State Sen. Dan Roberts (R-Mountain Brook) said, "[I]n 2020, we passed a resolution declaring pornography a public health crisis in Alabama."

"There was a lot of pushback on that, but what we're telling you today is that this is a simple software update that can be done on any electronic device," he continued. "All we're asking is that filter be turned on by a simple software update when the phone is activated and that will have the opportunity to protect minors in this state from something that is long-term a crisis for them as they grow older."

Melea Stephens, a Birmingham-based marriage and family therapist and board member with the National Center on Sexual Exploitation, outlined, "[A]s a state we've acknowledged the devastating harms to the brain, relationships, and society through early exposure to this material." 
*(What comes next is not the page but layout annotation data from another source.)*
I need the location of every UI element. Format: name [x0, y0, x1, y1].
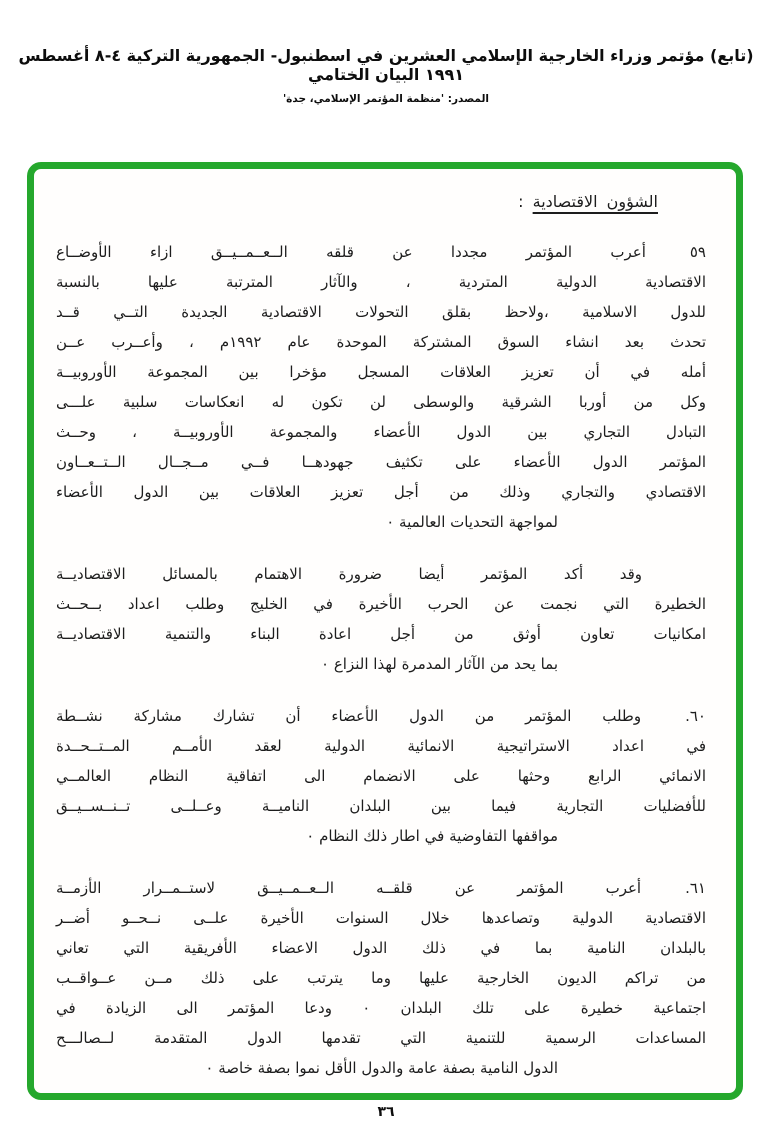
paragraph-line: الاقتصادية الدولية وتصاعدها خلال السنوات الأخيرة علــى نــحــو أضــر: [56, 909, 706, 927]
paragraph-line: أمله في أن تعزيز العلاقات المسجل مؤخرا بين المجموعة الأوروبيــة: [56, 363, 706, 381]
paragraph-line: اجتماعية خطيرة على تلك البلدان ٠ ودعا المؤتمر الى الزيادة في: [56, 999, 707, 1017]
paragraph-line: وكل من أوربا الشرقية والوسطى لن تكون له انعكاسات سلبية علـــى: [56, 393, 706, 411]
paragraph-line: للدول الاسلامية ،ولاحظ بقلق التحولات الاقتصادية الجديدة التــي قــد: [56, 303, 706, 321]
paragraph-line: من تراكم الديون الخارجية عليها وما يترتب على ذلك مــن عــواقــب: [56, 969, 706, 987]
paragraph-line: تحدث بعد انشاء السوق المشتركة الموحدة عام ١٩٩٢م ، وأعــرب عــن: [56, 333, 707, 351]
document-header: [0, 46, 772, 105]
paragraph-line: الخطيرة التي نجمت عن الحرب الأخيرة في الخليج وطلب اعداد بــحــث: [56, 595, 706, 613]
header-title: (تابع) مؤتمر وزراء الخارجية الإسلامي العشرين في اسطنبول- الجمهورية التركية ٤-٨ أغسطس ١٩٩١ البيان الختامي: [18, 46, 754, 84]
paragraph-line: الانمائي الرابع وحثها على الانضمام الى اتفاقية النظام العالمــي: [56, 767, 706, 785]
paragraph-line: في اعداد الاستراتيجية الانمائية الدولية لعقد الأمــم المــتــحــدة: [56, 737, 706, 755]
paragraph-line: الاقتصادي والتجاري وذلك من أجل تعزيز العلاقات بين الدول الأعضاء: [56, 483, 706, 501]
paragraph-line: [56, 701, 706, 731]
paragraph-line: [56, 237, 706, 267]
content-frame: [27, 162, 743, 1100]
paragraph-line: [56, 873, 706, 903]
paragraph-line: امكانيات تعاون أوثق من أجل اعادة البناء والتنمية الاقتصاديــة: [56, 625, 706, 643]
paragraph-line: التبادل التجاري بين الدول الأعضاء والمجموعة الأوروبيــة ، وحــث: [56, 423, 706, 441]
paragraph-59: [56, 237, 706, 537]
section-title: الشؤون الاقتصادية: [532, 192, 658, 211]
paragraph-59b: [56, 559, 706, 679]
paragraph-line: وقد أكد المؤتمر أيضا ضرورة الاهتمام بالمسائل الاقتصاديــة: [56, 565, 642, 583]
paragraph-number: ٦١.: [685, 879, 706, 897]
paragraph-line: المؤتمر الدول الأعضاء على تكثيف جهودهــا فــي مــجــال الــتــعــاون: [56, 453, 706, 471]
paragraph-line: الاقتصادية الدولية المتردية ، والآثار المترتبة عليها بالنسبة: [56, 273, 706, 291]
paragraph-line: لمواجهة التحديات العالمية ٠: [386, 513, 558, 531]
page-number: ٣٦: [377, 1104, 395, 1120]
paragraph-text: أعرب المؤتمر عن قلقــه الــعــمــيــق لاستــمــرار الأزمــة: [56, 879, 642, 897]
section-title-colon: :: [518, 192, 524, 211]
paragraph-line: بالبلدان النامية بما في ذلك الدول الاعضاء الأفريقية التي تعاني: [56, 939, 706, 957]
paragraph-60: [56, 701, 706, 851]
paragraph-61: [56, 873, 706, 1083]
header-source: المصدر: 'منظمة المؤتمر الإسلامي، جدة': [282, 93, 490, 105]
section-title-row: [56, 187, 658, 217]
paragraph-text: أعرب المؤتمر مجددا عن قلقه الــعــمــيــق ازاء الأوضــاع: [56, 243, 646, 261]
paragraph-line: الدول النامية بصفة عامة والدول الأقل نموا بصفة خاصة ٠: [205, 1059, 558, 1077]
paragraph-text: وطلب المؤتمر من الدول الأعضاء أن تشارك مشاركة نشــطة: [56, 707, 642, 725]
paragraph-line: المساعدات الرسمية للتنمية التي تقدمها الدول المتقدمة لــصالـــح: [56, 1029, 706, 1047]
paragraph-number: ٥٩: [689, 243, 706, 261]
paragraph-line: مواقفها التفاوضية في اطار ذلك النظام ٠: [306, 827, 558, 845]
paragraph-line: بما يحد من الآثار المدمرة لهذا النزاع ٠: [321, 655, 558, 673]
paragraph-number: ٦٠.: [685, 707, 706, 725]
paragraph-line: للأفضليات التجارية فيما بين البلدان الناميــة وعــلــى تــنــســيــق: [56, 797, 706, 815]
"HB 298 is a very practical next step that our state can take to protect children from this illegal content," she added. "It's simply asking manufacturers to activate to enable existing filters that are already on smartphones and tablets. It's just a software update. It's not a hardware change. It's not a manufacturing change. It's a very simple act for the manufacturers." 

Greg Davis, president and chief executive officer of the Alabama Citizens Action Program, explained, "[W] e're just asking for us to do something very common sense, and I think it's a good chance for Alabama to lead the way nationally."

"This is a moral issue. We should protect our kids," he continued. "Early exposure to pornography leads to earlier addiction which leads to many more views of pornography which means money, money, money for the industry. Of course, the industry wants to see the filters turned off. This is something that should be done all across the country. The filters should be turned on when you buy one of these devices in this day and time."

Eric Johnston, president and general counsel of the Southeast Law Institute, argued the legislation wasn't in conflict with the First Amendment.  

"Somewhere in the process of this bill there were suggestions that this bill would violate the First Amendment free speech clause. That's not true," Johnston said. "This bill has in it the language directly from Supreme Court cases decades old that established the harmful to minors precedent is a subset of obscenity. Applying the standard of harmful to minors that is in this bill would only stop unprotected speech. There's no question about the constitutionality about this bill."

There are three days left in the legislative session.